2007-09-30 - 8:36 p.m.

We've been trying to get out as much as possible lately, aware that our life - at least the outward manifestation of it - will soon be turning inward. There's beginning to be that slight tang of desperation on a Friday night that I haven't felt since my single 20's when you don't have plans and it feels like the end of the world. Except I can't go drown that feeling in pumpkin beer, much as I would like to. We did go to see John Waters speak last Friday courtesy of Duke, and he looked in person very much like Steve Buscemi crossed with Pee Wee Herman. He made me laugh very very hard, though I was rather shocked to see some parents brought their 8 and 6 year old kids. Um, have you seen Pink Flamingos? It's not quite as "family-friendly" as Hairspray. As we walked off campus we came across a big old beast of a car with a personalized license plate reading "Pastor Herb", your requisite God and intolerance bumper stickers and the magnetic "Support our Troops" ribbon. JW had just been talking about how he was sick of liberals whining about the war and wanted us all to just tip a car over or set something on fire if we really meant it. All I had was a Sharpie and Pastor Herb's magnet which, in honor of JW, I rewrote as "Support Our Poops" and replaced. Hardly the revolution. Hardly a tipped car. But it made me feel a little bit, tiny bit subversive. It doesn't take much these days. The campus events are starting to pick up steam and it is rather lovely that they are free. I saw Greil Marcus speak on the American ballad last week, followed by a Handsome Family set, in the school library with free food which included giant melty wheels of baked brie. My kind of event.

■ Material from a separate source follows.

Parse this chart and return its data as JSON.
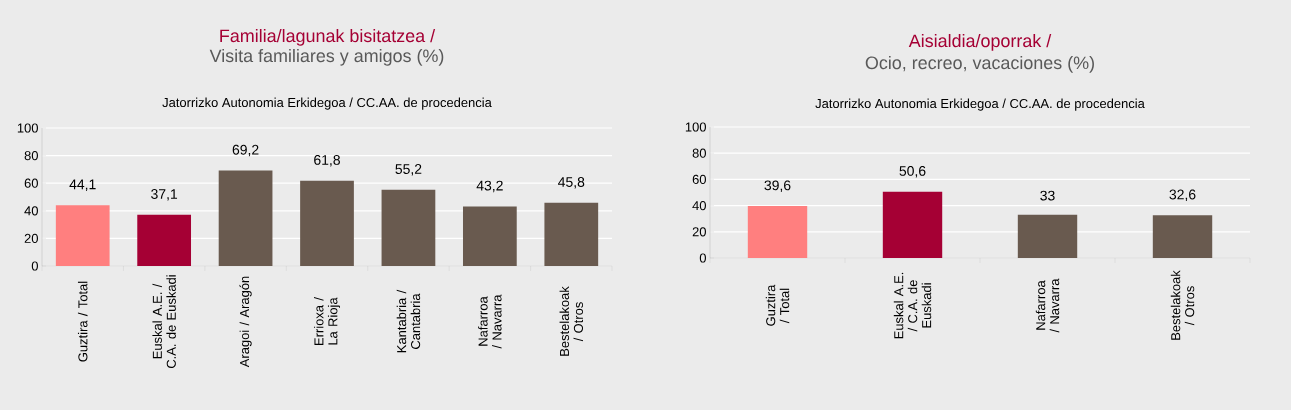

We just spent all day in the Blue Ridge Mountains, the Virginia part. These bluesky warm crisp Fall days are killing me, especially when we pick up a peck of tart green apples and stop at a diner for coconut cream pie and weak coffee in a thick china mug and drive down windy back roads with Willie Nelson singing us along.
Now I am watching Pan's Labyrinth with half an eye and typing (should be homework...) with the other. I've been struggling with TV this week, thanks in part to the book I've just read, "Living Outside the Box: TV families share their stories". I've lived every which way with TV: a boyfriend who had all the channels, many years without a TV at all, some years with a TV and no cable but a VCR/DVD player, the last few with rabbit ears so I could pull in ANTM and a few other guilty pleasures with kind, kind friends who taped me series I couldn't get and sent them on...Since we moved to NC the apartments we've been in have had Full Extreme Cable as part of the rent, no choice about it. I just discovered we had Bravo the other day and got all squealy about Project Runway coming back. Except we'll be in our new house then without cable and soon after that I'll be alone in the house most of the time and I started to wonder if maybe we shouldn't, you know, purchase cable when we move. Because you know, The Food Network and all those baby shows and PR and ANTM...and have I mentioned I'll be alone a lot with a baby? So I read this book to steel my resolve. It gave all the good reasons I already know including the most important: I always say I have no time but I manage to make time to watch people cook (when I couldn't quite get around to dinner) or redecorate houses (as my own paintbrushes sit idle.) But forgive me, I am weak, I can't take the final step they suggest and just get rid of the set all together. No movies at home? No. When they are free from the library, I can't say no. I just can't. Is it the slippery slope to parking the kid in front of Dora the Explorer? I hope not. But think of me, just a little, when Project Runway starts, won't you? Because I will be, just a little, sad.
Time for apples and candy corn and to let myself watch the dang movie completely, no guilty pangs.